Planning for the future of optometric care
Since making the move from the American Midwest to Canada, Timothy McMahon has been busy in his new role at Waterloo’s School of Optometry.

As associate director of clinical affairs and optometrist-in-chief, McMahon oversees the entire clinical operation, which sees more than 25,000 patients on-site and 5,000 patients in the community each year.
McMahon is working on plans for a clinic renovation, a project he has deemed as a once-in-a-lifetime opportunity.
We’re likely not going to do another clinic redesign for 40 or 50 years,” he says. “We have to consider what the practice of optometry is going to look like 20 or 30 years from now and build an environment that’s adaptable to the future.
Currently, McMahon is meeting with staff, faculty, and industry to determine patient and student needs for the rebuild.
We have some initial concepts of what the renovation could look like and that gets people talking,” he says.

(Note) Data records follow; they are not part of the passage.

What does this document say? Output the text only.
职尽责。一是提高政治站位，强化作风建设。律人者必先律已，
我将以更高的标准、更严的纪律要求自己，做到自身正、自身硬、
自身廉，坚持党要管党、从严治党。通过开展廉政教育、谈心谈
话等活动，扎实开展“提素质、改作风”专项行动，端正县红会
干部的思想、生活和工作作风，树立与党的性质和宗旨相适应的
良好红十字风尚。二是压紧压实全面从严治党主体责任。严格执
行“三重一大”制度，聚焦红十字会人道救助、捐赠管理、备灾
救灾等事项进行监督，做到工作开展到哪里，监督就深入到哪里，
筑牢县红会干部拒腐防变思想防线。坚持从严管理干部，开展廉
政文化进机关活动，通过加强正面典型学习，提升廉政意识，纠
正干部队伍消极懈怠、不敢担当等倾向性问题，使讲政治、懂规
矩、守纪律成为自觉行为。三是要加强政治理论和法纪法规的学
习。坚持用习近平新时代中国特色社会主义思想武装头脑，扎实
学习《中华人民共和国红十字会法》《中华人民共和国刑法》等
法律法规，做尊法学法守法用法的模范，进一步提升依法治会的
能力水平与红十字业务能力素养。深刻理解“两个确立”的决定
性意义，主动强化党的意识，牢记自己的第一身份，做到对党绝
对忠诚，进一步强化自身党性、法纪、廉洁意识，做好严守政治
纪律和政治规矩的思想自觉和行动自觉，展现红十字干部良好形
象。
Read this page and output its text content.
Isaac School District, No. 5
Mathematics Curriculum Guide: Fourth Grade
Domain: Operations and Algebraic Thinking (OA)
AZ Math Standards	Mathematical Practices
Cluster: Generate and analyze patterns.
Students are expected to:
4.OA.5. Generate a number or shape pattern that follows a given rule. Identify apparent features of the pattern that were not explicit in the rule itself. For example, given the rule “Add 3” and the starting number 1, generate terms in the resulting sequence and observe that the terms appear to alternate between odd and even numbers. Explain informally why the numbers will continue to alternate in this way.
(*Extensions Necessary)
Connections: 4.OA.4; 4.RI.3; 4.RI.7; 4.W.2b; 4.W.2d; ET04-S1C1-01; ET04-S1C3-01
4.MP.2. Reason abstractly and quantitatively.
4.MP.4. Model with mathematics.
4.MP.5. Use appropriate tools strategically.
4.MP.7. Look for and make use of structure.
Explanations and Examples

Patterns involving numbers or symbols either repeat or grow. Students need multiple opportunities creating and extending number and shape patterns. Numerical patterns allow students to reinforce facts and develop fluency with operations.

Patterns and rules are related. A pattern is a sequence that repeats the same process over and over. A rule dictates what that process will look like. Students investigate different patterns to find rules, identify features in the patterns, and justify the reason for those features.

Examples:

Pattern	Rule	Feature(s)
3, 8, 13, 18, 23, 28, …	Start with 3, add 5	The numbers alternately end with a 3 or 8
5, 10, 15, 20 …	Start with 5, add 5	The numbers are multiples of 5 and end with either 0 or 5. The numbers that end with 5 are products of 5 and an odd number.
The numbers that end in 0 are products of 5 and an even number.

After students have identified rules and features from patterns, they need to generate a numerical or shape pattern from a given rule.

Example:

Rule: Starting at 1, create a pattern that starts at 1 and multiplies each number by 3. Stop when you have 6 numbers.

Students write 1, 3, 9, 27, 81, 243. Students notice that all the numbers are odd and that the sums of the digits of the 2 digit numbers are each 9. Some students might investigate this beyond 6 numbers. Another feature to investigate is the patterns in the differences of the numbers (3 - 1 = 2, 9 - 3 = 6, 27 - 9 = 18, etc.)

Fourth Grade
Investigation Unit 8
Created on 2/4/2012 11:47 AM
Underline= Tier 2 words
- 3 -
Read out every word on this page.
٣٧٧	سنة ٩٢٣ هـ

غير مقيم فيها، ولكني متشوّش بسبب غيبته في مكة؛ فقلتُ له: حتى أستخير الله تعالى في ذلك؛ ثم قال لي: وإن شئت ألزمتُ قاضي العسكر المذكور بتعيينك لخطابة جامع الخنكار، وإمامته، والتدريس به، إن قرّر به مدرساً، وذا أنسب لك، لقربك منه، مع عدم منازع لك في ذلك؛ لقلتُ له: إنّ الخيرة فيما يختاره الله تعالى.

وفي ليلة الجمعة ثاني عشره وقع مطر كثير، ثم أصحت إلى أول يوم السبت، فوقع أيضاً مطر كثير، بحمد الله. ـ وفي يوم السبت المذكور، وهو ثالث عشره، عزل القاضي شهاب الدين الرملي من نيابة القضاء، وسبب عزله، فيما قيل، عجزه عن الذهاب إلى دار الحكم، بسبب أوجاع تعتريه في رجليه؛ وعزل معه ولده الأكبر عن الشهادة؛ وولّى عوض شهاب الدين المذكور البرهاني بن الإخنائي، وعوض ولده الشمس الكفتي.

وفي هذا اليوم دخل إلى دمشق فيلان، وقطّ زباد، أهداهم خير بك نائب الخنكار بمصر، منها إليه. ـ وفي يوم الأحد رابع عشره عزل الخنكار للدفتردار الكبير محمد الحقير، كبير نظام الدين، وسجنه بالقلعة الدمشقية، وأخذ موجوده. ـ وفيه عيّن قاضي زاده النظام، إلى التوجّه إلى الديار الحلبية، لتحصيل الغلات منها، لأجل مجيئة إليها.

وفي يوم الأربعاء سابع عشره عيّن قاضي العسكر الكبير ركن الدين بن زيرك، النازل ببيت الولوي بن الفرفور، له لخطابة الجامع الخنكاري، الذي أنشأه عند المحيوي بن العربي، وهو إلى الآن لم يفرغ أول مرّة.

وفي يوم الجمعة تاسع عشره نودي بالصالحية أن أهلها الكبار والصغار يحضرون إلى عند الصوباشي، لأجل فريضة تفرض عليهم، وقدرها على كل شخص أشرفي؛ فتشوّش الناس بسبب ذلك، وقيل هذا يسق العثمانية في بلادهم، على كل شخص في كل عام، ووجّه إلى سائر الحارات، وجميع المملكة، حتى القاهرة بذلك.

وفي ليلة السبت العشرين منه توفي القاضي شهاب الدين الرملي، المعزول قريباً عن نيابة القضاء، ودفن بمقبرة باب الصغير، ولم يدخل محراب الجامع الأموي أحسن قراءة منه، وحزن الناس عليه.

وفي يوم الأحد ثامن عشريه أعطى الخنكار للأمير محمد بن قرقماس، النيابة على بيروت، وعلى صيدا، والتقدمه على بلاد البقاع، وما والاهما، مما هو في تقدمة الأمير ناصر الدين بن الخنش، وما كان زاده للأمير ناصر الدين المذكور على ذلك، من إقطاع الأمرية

McMahon also wants to ramp up efforts at the school’s satellite clinic at the Downtown Kitchener Health Sciences Campus.
We have developed a new and unique relationship with medicine that we hope to develop into a different culture and direction for healthcare delivery,” he says.
Nearly a year into the job, McMahon has been impressed with what the School of Optometry has to offer.
It is in a unique environment as it is the only English-speaking optometry school in Canada,” he says. “This is a great place to collaborate with colleagues and our students are incredibly bright.